We were able to reestablish and make new acquaintances with our colleagues from Poland, China, Japan, Australia, the United States, Canada, Norway, Spain, Italy, Finland, Sweden, Hungary, and New Zealand. The opportunity to celebrate Ed Peragallo's 80th birthday at the Congress was also very special.
The "Internationals" are now firmly organized to follow the tradition which is becoming established since the first Congress of 1970 hosted by Ernst Stevelinck. Mr. Stevelinck, who will now be Secretary Emeritus of the International Committee, has been succeeded by Professor Roberts of Geor-gia State University. Roberts is stepping down from his 15-year role as an officer and Secretary-Treasurer of the Academy and will assist the Conveners of Future Congresses in facilitating the increasing activities related to planning and coordinating functions of this type.

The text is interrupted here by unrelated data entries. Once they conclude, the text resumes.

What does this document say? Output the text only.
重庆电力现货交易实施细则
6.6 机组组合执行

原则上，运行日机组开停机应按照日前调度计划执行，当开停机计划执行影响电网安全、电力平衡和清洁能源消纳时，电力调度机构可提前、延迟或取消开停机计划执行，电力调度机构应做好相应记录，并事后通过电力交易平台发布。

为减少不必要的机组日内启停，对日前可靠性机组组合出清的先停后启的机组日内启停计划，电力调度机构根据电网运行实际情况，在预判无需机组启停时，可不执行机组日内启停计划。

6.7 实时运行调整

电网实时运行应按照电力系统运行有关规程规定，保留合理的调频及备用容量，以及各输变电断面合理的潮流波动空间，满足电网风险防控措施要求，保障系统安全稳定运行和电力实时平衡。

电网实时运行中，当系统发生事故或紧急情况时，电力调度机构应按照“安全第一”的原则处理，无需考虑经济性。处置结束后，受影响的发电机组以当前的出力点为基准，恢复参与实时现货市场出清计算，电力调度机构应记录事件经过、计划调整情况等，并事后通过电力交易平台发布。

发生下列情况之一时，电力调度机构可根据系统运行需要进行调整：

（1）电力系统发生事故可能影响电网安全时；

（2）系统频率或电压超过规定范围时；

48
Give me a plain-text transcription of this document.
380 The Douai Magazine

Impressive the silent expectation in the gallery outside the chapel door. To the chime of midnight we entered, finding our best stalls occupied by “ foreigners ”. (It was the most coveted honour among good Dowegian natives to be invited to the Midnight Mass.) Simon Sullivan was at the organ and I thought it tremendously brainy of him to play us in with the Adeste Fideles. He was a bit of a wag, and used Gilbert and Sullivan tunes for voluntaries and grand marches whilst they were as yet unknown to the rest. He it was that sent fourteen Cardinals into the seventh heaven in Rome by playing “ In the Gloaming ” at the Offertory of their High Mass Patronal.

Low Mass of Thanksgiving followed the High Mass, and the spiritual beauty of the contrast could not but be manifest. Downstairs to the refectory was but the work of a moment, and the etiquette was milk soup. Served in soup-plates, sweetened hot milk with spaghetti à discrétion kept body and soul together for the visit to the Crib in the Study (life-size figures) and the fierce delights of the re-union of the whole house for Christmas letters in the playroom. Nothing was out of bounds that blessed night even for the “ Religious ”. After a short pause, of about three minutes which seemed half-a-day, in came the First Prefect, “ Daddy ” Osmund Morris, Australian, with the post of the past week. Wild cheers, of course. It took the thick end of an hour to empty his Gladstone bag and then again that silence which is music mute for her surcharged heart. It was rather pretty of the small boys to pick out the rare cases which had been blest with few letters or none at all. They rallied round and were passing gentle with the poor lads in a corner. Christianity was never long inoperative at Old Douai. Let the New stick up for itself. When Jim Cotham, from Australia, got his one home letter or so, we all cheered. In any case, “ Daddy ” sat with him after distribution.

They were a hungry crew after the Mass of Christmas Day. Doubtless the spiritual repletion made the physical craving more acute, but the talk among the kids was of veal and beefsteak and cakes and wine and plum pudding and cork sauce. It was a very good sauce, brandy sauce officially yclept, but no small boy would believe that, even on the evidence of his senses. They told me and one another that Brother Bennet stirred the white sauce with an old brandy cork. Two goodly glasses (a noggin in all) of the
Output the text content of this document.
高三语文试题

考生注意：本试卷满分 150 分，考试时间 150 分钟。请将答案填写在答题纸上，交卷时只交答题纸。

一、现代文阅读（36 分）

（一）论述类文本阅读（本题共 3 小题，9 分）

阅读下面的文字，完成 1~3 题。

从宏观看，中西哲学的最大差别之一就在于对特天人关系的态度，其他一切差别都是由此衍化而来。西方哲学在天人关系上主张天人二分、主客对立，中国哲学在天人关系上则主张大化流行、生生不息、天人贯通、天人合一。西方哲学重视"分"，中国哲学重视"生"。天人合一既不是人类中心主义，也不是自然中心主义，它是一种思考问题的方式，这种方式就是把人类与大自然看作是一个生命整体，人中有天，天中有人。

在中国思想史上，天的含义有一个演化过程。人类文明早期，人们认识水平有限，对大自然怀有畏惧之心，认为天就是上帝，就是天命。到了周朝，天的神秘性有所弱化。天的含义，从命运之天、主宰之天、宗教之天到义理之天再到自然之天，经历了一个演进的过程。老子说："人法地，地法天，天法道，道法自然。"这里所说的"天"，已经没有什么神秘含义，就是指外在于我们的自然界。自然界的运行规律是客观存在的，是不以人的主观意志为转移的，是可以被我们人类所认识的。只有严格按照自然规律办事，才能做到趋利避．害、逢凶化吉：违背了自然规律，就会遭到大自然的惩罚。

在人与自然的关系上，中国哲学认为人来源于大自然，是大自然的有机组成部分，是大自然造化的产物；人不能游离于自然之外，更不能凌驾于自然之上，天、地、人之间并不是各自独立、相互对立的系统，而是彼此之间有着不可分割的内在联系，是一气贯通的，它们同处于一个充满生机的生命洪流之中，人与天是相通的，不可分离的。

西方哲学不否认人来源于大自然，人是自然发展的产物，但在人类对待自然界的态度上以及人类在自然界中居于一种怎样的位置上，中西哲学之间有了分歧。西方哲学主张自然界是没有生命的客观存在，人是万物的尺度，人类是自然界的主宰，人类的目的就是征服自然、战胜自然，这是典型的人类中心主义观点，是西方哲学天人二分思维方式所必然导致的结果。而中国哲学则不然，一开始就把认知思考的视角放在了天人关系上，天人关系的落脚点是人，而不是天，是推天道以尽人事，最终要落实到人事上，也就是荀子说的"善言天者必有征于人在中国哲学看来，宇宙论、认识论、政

The International Committee, having met in Sydney de-cided to consider favorably a proposal from the Canadian accounting history delegation to sponsor the 7th Congress in 1996 at Queens University.
The 6th Congress has been planned and approved for some time to be held in Kyoto in August, 1992 under the sponsorship of Professors Kojima and Hirabayashi.
Furthermore, the Committee approved a proposal to plan a special international history conference to be sponsored jointly with the European Accounting Association in the Spring of 1994 in Venice. This event would serve to commemorate the quincentennial anniversary of the publication of Pacioli's Summa.